I wanted to do this calculation a * 256 ** 3 + b * 256 ** 2 + c * 256 + d and assign output to variable and print dec.
我想做这个计算a * 256 ** 3 + b * 256 ** 2 + c * 256 + d并将输出分配给变量并打印dec。
dec ='a * 256 ** 3 + b * 256 ** 2 + c * 256 + d'
echo $dec
I am getting syntax error with the above lines.
我在上面的行中遇到语法错误。
2 个解决方案
#1
First of all, assignment is done this way
首先,分配是这样完成的
dec='a * 256 ** 3 + b * 256 ** 2 + c * 256 + d'
This is where your syntax error come from. Then you just have to evaluate your string with the operator $(( )) this way :
这是您的语法错误来自的地方。然后你只需用运算符$(())来评估你的字符串:
echo $((dec))
#2
For integer arithmetic, you can use the shell:
对于整数运算,您可以使用shell:
dec=$(( a * 256 ** 3 + b * 256 ** 2 + c * 256 + d ))
echo "$dec"
This uses an arithmetic context (( ... )) to calculate the value.
这使用算术上下文((...))来计算值。
Note that there is no space in an assignment, this is important!
请注意,作业中没有空格,这很重要!
The shell does not support floating point arithmetic, but bc or awk do. For example, using awk (and assuming that you have shell variables $a, $b, $c and $d defined):
shell不支持浮点运算,但bc或awk支持。例如,使用awk(并假设您定义了shell变量$ a,$ b,$ c和$ d):
awk -v a="$a" -v b="$b" -v c="$c" -v d="$d" 'BEGIN{print a * 256 ** 3 + b * 256 ** 2 + c * 256 + d}'
or using bc:
或使用bc:
printf '%s * 256 ^ 3 + %s * 256 ^ 2 + %s * 256 + %s\n' "$a" "$b" "$c" "$d" | bc -l
Using the string format specifier %s for each of the shell variables means that no precision is lost before passing the values to bc.

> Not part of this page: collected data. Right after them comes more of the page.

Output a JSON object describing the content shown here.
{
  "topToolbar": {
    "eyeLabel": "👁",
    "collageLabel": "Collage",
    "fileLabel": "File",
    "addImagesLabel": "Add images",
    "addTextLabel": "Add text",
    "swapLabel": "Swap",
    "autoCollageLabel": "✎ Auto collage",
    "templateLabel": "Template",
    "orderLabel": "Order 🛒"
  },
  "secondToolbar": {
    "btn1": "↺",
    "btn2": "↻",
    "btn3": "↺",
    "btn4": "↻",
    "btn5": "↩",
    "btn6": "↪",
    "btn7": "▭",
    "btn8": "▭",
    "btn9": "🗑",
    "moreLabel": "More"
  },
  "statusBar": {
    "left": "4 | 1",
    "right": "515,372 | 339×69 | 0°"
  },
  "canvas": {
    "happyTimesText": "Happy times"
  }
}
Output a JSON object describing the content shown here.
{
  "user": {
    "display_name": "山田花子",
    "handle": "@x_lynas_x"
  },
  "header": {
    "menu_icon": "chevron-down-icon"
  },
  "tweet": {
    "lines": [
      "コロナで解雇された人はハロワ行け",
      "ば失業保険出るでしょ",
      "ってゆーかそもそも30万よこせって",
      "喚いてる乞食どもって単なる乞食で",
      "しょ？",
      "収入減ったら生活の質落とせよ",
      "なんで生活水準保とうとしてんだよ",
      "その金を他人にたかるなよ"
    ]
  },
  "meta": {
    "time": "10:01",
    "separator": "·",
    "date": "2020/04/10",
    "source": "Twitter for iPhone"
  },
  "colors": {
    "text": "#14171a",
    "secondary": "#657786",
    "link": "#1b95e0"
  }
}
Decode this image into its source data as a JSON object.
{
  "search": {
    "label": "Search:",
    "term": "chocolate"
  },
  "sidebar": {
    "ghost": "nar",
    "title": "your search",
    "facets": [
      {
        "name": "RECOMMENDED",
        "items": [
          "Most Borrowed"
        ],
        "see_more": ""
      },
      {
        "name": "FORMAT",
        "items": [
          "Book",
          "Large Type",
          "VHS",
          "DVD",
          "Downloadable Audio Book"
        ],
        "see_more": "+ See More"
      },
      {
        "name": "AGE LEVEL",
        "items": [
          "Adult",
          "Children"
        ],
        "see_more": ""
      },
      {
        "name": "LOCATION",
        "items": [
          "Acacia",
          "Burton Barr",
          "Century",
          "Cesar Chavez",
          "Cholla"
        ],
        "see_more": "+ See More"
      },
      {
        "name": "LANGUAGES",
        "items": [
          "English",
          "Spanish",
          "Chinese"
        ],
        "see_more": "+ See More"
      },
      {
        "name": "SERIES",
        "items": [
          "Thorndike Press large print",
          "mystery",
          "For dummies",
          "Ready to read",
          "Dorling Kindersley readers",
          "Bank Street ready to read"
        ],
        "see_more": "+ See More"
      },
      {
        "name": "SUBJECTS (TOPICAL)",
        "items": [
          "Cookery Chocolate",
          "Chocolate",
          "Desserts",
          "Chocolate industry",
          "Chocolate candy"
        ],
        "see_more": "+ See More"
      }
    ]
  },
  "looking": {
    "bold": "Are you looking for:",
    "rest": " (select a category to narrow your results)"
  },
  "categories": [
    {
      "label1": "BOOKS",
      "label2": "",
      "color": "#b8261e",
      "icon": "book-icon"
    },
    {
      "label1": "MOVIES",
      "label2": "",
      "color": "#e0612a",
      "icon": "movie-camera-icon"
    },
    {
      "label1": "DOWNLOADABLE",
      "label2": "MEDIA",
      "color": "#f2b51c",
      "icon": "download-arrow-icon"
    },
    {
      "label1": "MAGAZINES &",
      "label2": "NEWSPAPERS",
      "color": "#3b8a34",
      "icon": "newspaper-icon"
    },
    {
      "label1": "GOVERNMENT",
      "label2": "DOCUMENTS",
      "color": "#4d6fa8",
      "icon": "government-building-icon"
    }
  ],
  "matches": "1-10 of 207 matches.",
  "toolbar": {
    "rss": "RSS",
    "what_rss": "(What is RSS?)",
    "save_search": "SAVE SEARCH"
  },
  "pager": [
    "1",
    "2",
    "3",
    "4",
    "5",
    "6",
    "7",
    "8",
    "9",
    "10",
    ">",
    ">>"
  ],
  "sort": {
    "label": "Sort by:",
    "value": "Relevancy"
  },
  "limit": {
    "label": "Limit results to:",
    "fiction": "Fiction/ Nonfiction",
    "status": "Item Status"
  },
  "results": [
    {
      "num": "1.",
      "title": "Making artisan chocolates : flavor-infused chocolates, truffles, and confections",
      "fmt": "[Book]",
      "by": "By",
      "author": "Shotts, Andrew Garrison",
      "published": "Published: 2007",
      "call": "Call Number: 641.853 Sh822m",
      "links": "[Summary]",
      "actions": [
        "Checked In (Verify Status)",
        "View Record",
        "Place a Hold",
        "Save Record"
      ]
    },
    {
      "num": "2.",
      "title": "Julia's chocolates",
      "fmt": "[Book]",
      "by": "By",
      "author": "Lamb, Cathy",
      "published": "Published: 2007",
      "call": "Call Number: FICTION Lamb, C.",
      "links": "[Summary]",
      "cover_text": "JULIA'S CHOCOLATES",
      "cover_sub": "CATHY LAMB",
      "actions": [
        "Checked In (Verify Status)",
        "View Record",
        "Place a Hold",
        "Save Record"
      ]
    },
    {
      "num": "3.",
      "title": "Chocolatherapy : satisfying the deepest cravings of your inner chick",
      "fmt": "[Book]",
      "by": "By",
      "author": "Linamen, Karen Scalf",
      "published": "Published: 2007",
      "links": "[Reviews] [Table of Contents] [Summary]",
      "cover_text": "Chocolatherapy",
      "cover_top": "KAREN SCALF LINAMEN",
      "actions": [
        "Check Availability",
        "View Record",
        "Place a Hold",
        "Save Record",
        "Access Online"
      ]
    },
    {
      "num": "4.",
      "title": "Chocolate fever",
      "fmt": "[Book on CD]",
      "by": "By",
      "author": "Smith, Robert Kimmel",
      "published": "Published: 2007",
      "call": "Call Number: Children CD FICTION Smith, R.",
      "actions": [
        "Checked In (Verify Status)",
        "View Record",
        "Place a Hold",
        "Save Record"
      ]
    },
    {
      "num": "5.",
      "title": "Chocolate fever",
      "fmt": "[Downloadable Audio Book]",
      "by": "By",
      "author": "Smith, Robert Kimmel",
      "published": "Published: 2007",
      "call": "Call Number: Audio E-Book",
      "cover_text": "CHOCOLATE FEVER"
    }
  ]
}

对每个shell变量使用字符串格式说明符%s意味着在将值传递给bc之前不会丢失任何精度。
#1
First of all, assignment is done this way
首先,分配是这样完成的
dec='a * 256 ** 3 + b * 256 ** 2 + c * 256 + d'
This is where your syntax error come from. Then you just have to evaluate your string with the operator $(( )) this way :
这是您的语法错误来自的地方。然后你只需用运算符$(())来评估你的字符串:
echo $((dec))
#2
For integer arithmetic, you can use the shell:
对于整数运算,您可以使用shell:
dec=$(( a * 256 ** 3 + b * 256 ** 2 + c * 256 + d ))
echo "$dec"
This uses an arithmetic context (( ... )) to calculate the value.
这使用算术上下文((...))来计算值。
Note that there is no space in an assignment, this is important!
请注意,作业中没有空格,这很重要!
The shell does not support floating point arithmetic, but bc or awk do. For example, using awk (and assuming that you have shell variables $a, $b, $c and $d defined):
shell不支持浮点运算,但bc或awk支持。例如,使用awk(并假设您定义了shell变量$ a,$ b,$ c和$ d):
awk -v a="$a" -v b="$b" -v c="$c" -v d="$d" 'BEGIN{print a * 256 ** 3 + b * 256 ** 2 + c * 256 + d}'
or using bc:
或使用bc:
printf '%s * 256 ^ 3 + %s * 256 ^ 2 + %s * 256 + %s\n' "$a" "$b" "$c" "$d" | bc -l
Using the string format specifier %s for each of the shell variables means that no precision is lost before passing the values to bc.
对每个shell变量使用字符串格式说明符%s意味着在将值传递给bc之前不会丢失任何精度。